Contes de l’âge d’or
est une anthologie de quatre court-métrages, signés par un collectif de jeunes auteurs roumains, qui enfants ou adolescents, ont connu les dernières années du règne du dictateur Nicolae Ceaucescu.
Pour ces cinéastes, l’« âge d’or », c’est le temps de l’innocence, la période de leur enfance, celle qu’ils ont traversée comme dans un rêve… C’est aussi une période de grand marasme, de crise profonde, que la propagande communiste de l’époque tenta de dissimuler sous cette appellation ronflante, essayant de valoriser l’image d’une nation forte et unie…

Contes de l'âge d'or - 3

A l’écran, ce paradoxe se traduit par un ton léger et plein d’humour, qui dénonce l’autoritarisme d’un régime archaïque en le raillant de bout en bout. La réalité très dure, très froide de ces années de plomb roumaines est délicatement balayée par le petit vent de fantaisie soufflé par les auteurs de cette œuvre à plusieurs mains : Ioana Uricaru, Hanno Höfer, Räzvan Märculescu, Constantin Popescu et… Cristian Mungiu.
Certains s’étonneront de voir le cinéaste palmé en 2007 pour 4 mois, 3 semaines et deux jours, un drame d’une noirceur absolue, à la tête de ce projet facétieux. C’est oublier un peu vite que Mungiu a d’abord été révélé avec le film Occident, une comédie douce-amère sur une société roumaine encore marquée par la dictature de Ceaucescu et fortement attirée par la culture occidentale.

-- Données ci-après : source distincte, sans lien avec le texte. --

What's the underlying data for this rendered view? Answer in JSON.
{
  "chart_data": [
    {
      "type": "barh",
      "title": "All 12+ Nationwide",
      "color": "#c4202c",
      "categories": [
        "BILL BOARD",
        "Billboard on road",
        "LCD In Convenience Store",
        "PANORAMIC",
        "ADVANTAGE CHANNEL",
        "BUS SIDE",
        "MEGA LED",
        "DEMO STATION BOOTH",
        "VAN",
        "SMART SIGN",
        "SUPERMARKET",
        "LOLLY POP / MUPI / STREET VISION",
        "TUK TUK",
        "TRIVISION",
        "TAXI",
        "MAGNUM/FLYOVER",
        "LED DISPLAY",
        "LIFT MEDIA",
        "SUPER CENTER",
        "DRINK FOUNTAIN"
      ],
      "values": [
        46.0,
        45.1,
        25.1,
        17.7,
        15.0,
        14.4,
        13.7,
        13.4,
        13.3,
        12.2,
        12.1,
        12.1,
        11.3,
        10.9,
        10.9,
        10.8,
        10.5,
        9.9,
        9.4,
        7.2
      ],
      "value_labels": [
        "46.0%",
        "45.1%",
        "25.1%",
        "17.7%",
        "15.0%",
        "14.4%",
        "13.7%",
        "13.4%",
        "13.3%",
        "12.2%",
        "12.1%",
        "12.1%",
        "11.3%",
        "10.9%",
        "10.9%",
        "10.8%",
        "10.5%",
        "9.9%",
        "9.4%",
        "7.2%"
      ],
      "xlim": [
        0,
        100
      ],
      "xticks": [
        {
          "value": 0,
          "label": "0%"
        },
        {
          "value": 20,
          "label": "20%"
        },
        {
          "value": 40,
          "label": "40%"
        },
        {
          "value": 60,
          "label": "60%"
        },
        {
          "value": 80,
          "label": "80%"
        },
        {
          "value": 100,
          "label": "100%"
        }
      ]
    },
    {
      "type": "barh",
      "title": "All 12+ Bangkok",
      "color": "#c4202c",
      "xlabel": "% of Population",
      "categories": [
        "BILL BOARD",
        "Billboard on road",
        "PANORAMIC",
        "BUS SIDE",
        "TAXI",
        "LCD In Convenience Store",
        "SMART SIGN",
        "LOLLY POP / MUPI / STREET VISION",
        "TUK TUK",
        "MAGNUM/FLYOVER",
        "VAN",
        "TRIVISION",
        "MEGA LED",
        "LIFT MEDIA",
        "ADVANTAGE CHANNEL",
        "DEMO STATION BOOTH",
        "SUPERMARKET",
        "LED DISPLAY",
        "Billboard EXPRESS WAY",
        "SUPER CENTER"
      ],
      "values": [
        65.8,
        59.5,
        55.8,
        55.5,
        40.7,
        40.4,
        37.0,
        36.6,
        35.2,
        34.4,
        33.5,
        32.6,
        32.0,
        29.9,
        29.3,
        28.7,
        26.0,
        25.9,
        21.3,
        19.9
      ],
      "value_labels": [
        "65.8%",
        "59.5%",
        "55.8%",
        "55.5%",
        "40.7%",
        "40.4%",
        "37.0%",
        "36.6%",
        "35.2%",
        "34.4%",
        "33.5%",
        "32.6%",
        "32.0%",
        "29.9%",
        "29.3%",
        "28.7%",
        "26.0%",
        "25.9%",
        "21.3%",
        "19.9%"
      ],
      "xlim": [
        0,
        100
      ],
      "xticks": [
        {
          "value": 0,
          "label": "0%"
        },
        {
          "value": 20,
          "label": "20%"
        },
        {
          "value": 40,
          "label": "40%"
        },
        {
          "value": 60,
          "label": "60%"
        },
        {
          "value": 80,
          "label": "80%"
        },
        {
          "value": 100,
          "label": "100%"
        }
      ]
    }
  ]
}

Le film se compose de quatre histoires, des légendes urbaines issues de cette longue période de dictature, illustrant chacune les travers de la société roumaine de l’époque.
La première montre une population soumise aux désidératas des exécutifs, des hauts dignitaires du Parti Communiste. Les habitants d’un petit village sont obligés d’arrêter leurs occupations habituelles pour obéir à des ordres souvent absurdes, comme dénicher des colombes qui seront lâchées lors du passage d’un convoi officiel, ou un troupeau de moutons qui illustrerait la santé de l’agriculture du pays…
On voit des pauvres gens travailler dur, se décarcasser pour satisfaire aux caprices des élites. Ils se vengeront un peu en appréciant le spectacle délectable des notables et des représentants du parti coincés sur un manège impossible à stopper…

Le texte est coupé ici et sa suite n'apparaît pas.